The absolute mean improvement in Pain Intensity Numerical Rating Scale (PI-NRS) throughout the study was significantly greater for Tramadol Contramid® OAD compared to the placebo (p < 0.0001), based on a time-weighted analysis. A responder analysis demonstrated that a significantly greater percentage of patients in the active treatment arm achieved a reduction in the PI-NRS score from baseline to the end of the study (p = 0.035 for a reduction of ≥2 points). A greater percentage of respondents in the Tramadol Contramid® OAD group indicated improvement on both the Patient and Physician Global Impressions of Change (p = 0.0002 and p = 0.0042, respectively) compared the placebo group.
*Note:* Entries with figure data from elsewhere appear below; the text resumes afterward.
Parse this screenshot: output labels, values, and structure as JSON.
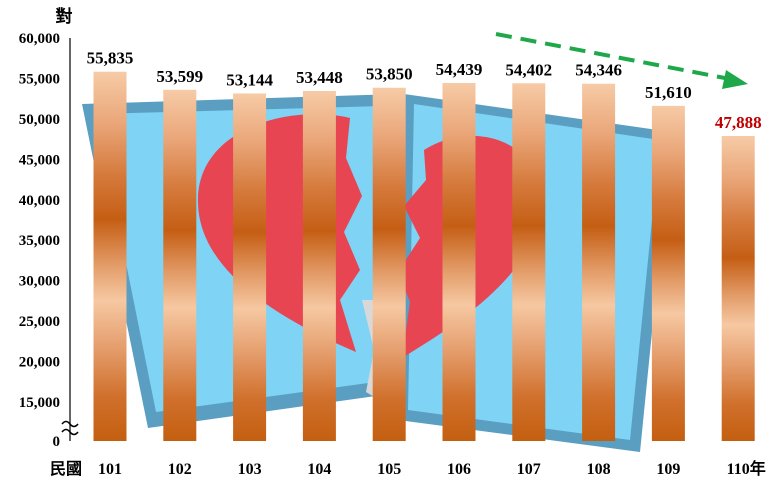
{
  "chart_data": {
    "type": "bar",
    "unit_label": "對",
    "x_prefix": "民國",
    "categories": [
      "101",
      "102",
      "103",
      "104",
      "105",
      "106",
      "107",
      "108",
      "109",
      "110年"
    ],
    "values": [
      55835,
      53599,
      53144,
      53448,
      53850,
      54439,
      54402,
      54346,
      51610,
      47888
    ],
    "data_labels": [
      "55,835",
      "53,599",
      "53,144",
      "53,448",
      "53,850",
      "54,439",
      "54,402",
      "54,346",
      "51,610",
      "47,888"
    ],
    "highlight_index": 9,
    "y_ticks": [
      "0",
      "15,000",
      "20,000",
      "25,000",
      "30,000",
      "35,000",
      "40,000",
      "45,000",
      "50,000",
      "55,000",
      "60,000"
    ],
    "ylim": [
      10000,
      60000
    ],
    "axis_break": true,
    "trend_arrow": "dashed green arrow pointing down-right",
    "grid": false,
    "colors": {
      "bar_light": "#f5c9a4",
      "bar_dark": "#c45f10",
      "highlight_label": "#c00000",
      "trend_arrow": "#1fa84a",
      "photo_bg": "#7fd3f5",
      "photo_frame": "#5aa0c4",
      "heart": "#e84552"
    },
    "background_image": "broken-heart-photo"
  }
}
Both the 200 mg and 300 mg doses contributed to the improvement in PI-NRS scores associated with Tramadol Contramid® OAD versus placebo. Consistent with the commonly reported side effects of tramadol, the most frequent adverse events during the double-blind maintenance phase were nausea (15%), constipation (14%), dizziness/vertigo (10%), and somnolence (7%), the majority of which were mild to moderate in intensity.
These results support the use of Tramadol Contramid® OAD given once daily as an efficacious and safe treatment for pain due to osteoarthritis.